More worryingly for the UK retail sector though is the fact that almost half (45%) of the issues were found on UK sites. Some 32% were on US sites and 23% on sites in Germany.
Over half of all bugs found were classified as severe – potential delayers or blockers – which would significantly impact the functionality of a website and potentially discouraging customers from using the site to complete purchases. One of these bugs had the potential to cost a US business $915,240 in lost revenue every two weeks.

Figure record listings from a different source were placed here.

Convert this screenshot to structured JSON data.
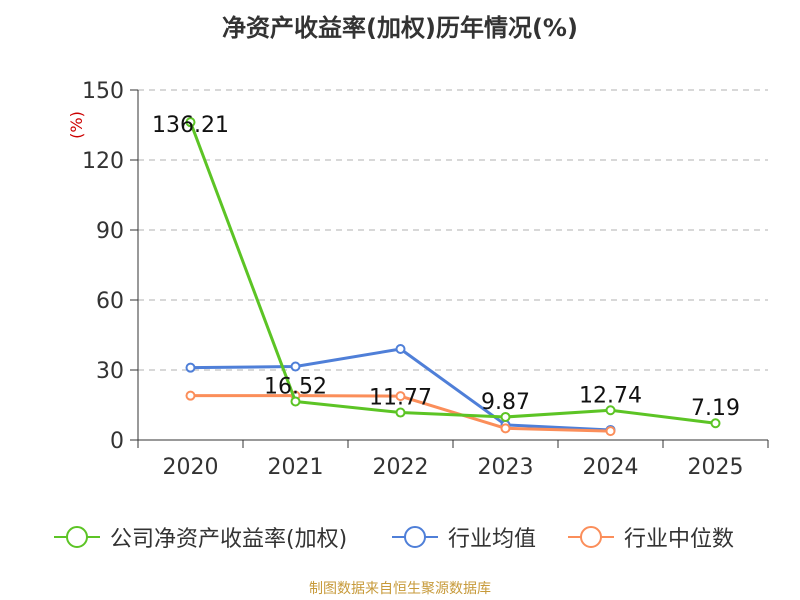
{
  "title": "净资产收益率(加权)历年情况(%)",
  "source_note": "制图数据来自恒生聚源数据库",
  "chart_data": {
    "type": "line",
    "title": "净资产收益率(加权)历年情况(%)",
    "ylabel": "(%)",
    "xlabel": "",
    "categories": [
      "2020",
      "2021",
      "2022",
      "2023",
      "2024",
      "2025"
    ],
    "ylim": [
      0,
      150
    ],
    "yticks": [
      0,
      30,
      60,
      90,
      120,
      150
    ],
    "grid": true,
    "legend_position": "bottom",
    "series": [
      {
        "name": "公司净资产收益率(加权)",
        "color": "#5cc425",
        "values": [
          136.21,
          16.52,
          11.77,
          9.87,
          12.74,
          7.19
        ],
        "labels": [
          "136.21",
          "16.52",
          "11.77",
          "9.87",
          "12.74",
          "7.19"
        ]
      },
      {
        "name": "行业均值",
        "color": "#4f7fd8",
        "values": [
          31.0,
          31.5,
          39.0,
          6.5,
          4.3,
          null
        ]
      },
      {
        "name": "行业中位数",
        "color": "#fb8e5a",
        "values": [
          19.0,
          19.0,
          18.8,
          5.0,
          3.8,
          null
        ]
      }
    ]
  }
}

Amongst the bugs found were issues with specific omnichannel journeys including buy online, return in store. The speed and performance of sites was also measured. In some cases, search results and product pages failed to meet customer expectations, while the shopping cart and checkout process also left customers confused.
“It’s been disappointing to see the UK market perform so badly. Issues identified by our testers ranged from functional errors to poor search relevancy and slow website speeds. It’s clear that UK retailers need to rapidly stabilise their digital properties in order to meet the high bar set by leaders like Amazon,” says Richard Downs, UK director at Applause.